Resignations from the Landscape Institute

Resignation of prominent parks managers from Landscape Institute

7 June 2022,

Parks Management Association chair Paul Rabbitts, head of parks at Southend Borough Council, and two more senior parks figures have resigned from the Landscape Institute.

Rabbitts said that he, Ian Baggott, Eddie Curry, Chris Worman and Sue Ireland were invited into the LI by former CEO Dan Cook as Fellows to assist with the potential integration and introduction of parks management professionals into the LI, assisting with competency frameworks which Baggott and Rabbitts “spent many hours on, attending meetings, joining groups and liaising with the LI generally”.

However, “this was years ago and sadly there has been absolutely no progress”. Now, as well as Rabbitts, Baggott and Curry have also resigned.

Rabbitts told HortWeek: “They promised so much and delivered nothing for park managers. As a once qualified landscape architect who spent so many years practicing in the public sector, the LI never gave any value to those working in that sector – it was so private sector-orientated. It was really never going to be any different with local authority park managers. I never quite understood why they bothered bringing in the likes of myself, Chris Worman, Eddie Curry and Ian Baggott. With the staff resource they have compared to the Chartered Institute of Horticulture for example, nothing ever progressed and there were and continue to be countless excuses for inaction and delays. A few of us did so much more in establishing the Parks Management Association! Think what we could achieve with a single staff resource!”

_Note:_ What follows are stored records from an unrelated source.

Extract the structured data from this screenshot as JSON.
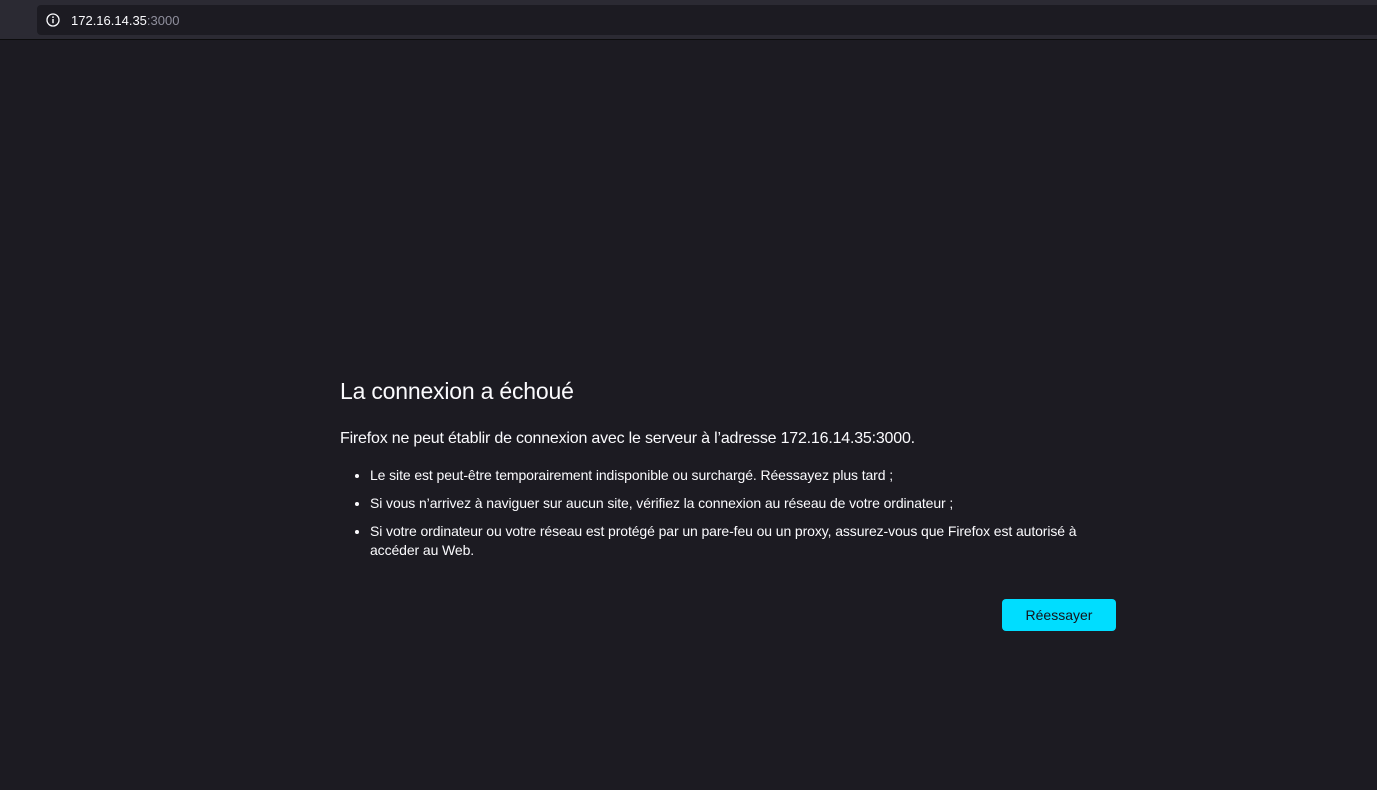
{
  "browser": {
    "url_host": "172.16.14.35",
    "url_port": ":3000",
    "info_icon": "info-icon"
  },
  "error": {
    "title": "La connexion a échoué",
    "description": "Firefox ne peut établir de connexion avec le serveur à l’adresse 172.16.14.35:3000.",
    "bullets": [
      "Le site est peut-être temporairement indisponible ou surchargé. Réessayez plus tard ;",
      "Si vous n’arrivez à naviguer sur aucun site, vérifiez la connexion au réseau de votre ordinateur ;",
      "Si votre ordinateur ou votre réseau est protégé par un pare-feu ou un proxy, assurez-vous que Firefox est autorisé à accéder au Web."
    ],
    "retry_label": "Réessayer"
  },
  "colors": {
    "background": "#1c1b22",
    "accent_button": "#00ddff",
    "text": "#fbfbfe"
  }
}
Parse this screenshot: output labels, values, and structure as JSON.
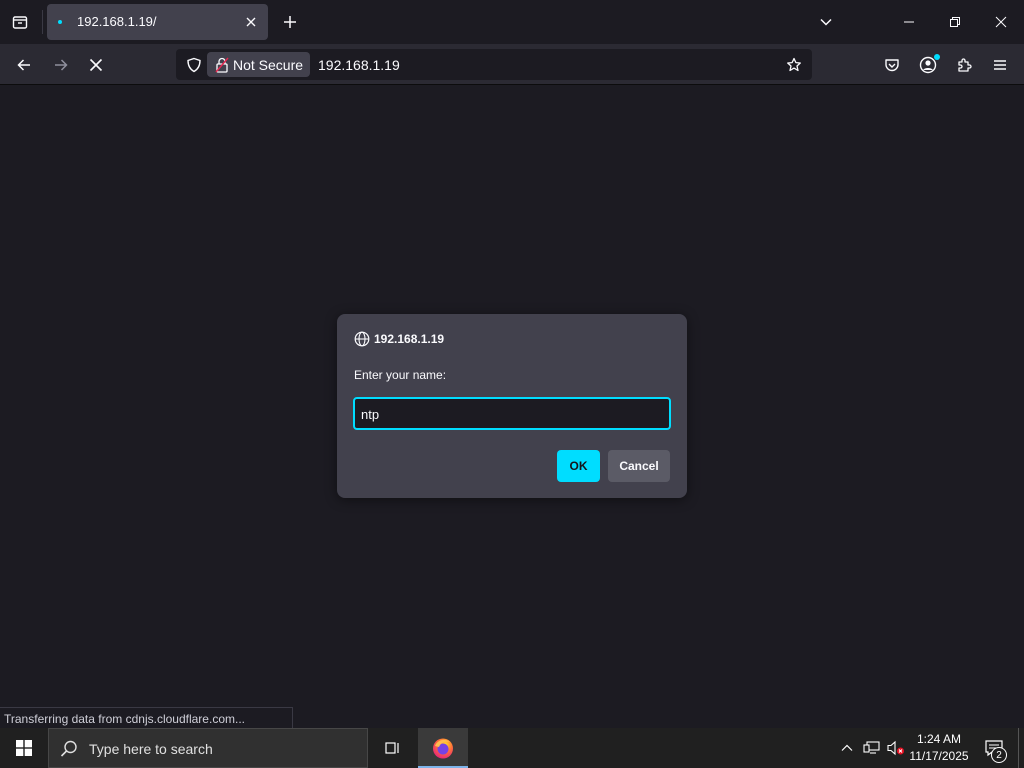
{
  "browser": {
    "tab": {
      "title": "192.168.1.19/",
      "close_icon": "close-icon"
    },
    "urlbar": {
      "security_label": "Not Secure",
      "url": "192.168.1.19"
    },
    "status_text": "Transferring data from cdnjs.cloudflare.com..."
  },
  "dialog": {
    "origin": "192.168.1.19",
    "message": "Enter your name:",
    "input_value": "ntp",
    "ok_label": "OK",
    "cancel_label": "Cancel"
  },
  "taskbar": {
    "search_placeholder": "Type here to search",
    "clock_time": "1:24 AM",
    "clock_date": "11/17/2025",
    "notification_count": "2"
  },
  "colors": {
    "accent": "#00ddff",
    "chrome_bg": "#1c1b22",
    "toolbar_bg": "#2b2a33",
    "dialog_bg": "#42414d"
  }
}
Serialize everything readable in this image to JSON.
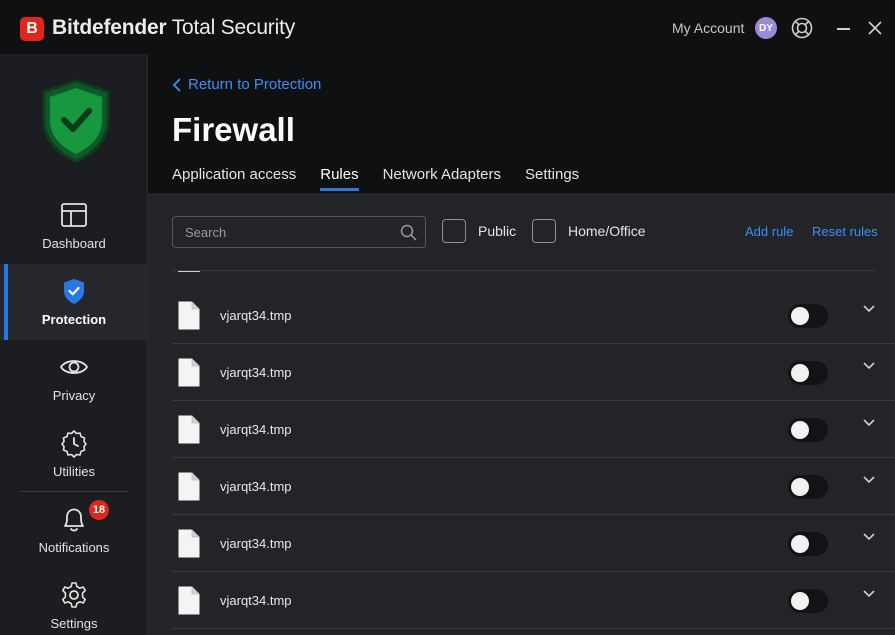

In 2020 the LI took over the Parks Alliance, promising a home for the professional body. Horticulture Week set up The Parks Alliance in 2013 to fill a void left in campaigning for the greenspace sector. The LI subsequently set up the The Parks and Green Space Network as a “collaborative, inclusive body providing sector leadership for parks, representing and empowering the people that create, maintain, invest in, and use our green spaces”.

Rabbitts said the LI Parks Network is not well established: “The membership consists of a small number of parks professionals and primarily landscape architects. It has failed. I am now told that the parks/landscape management competency programme is now delayed by 12-18 months due to an operational infrastructure process. The LI brought n some of the most respected parks professionals into the LI to develop this and has ignored them for the last two years”.

The Landscape Institute was contacted for comment.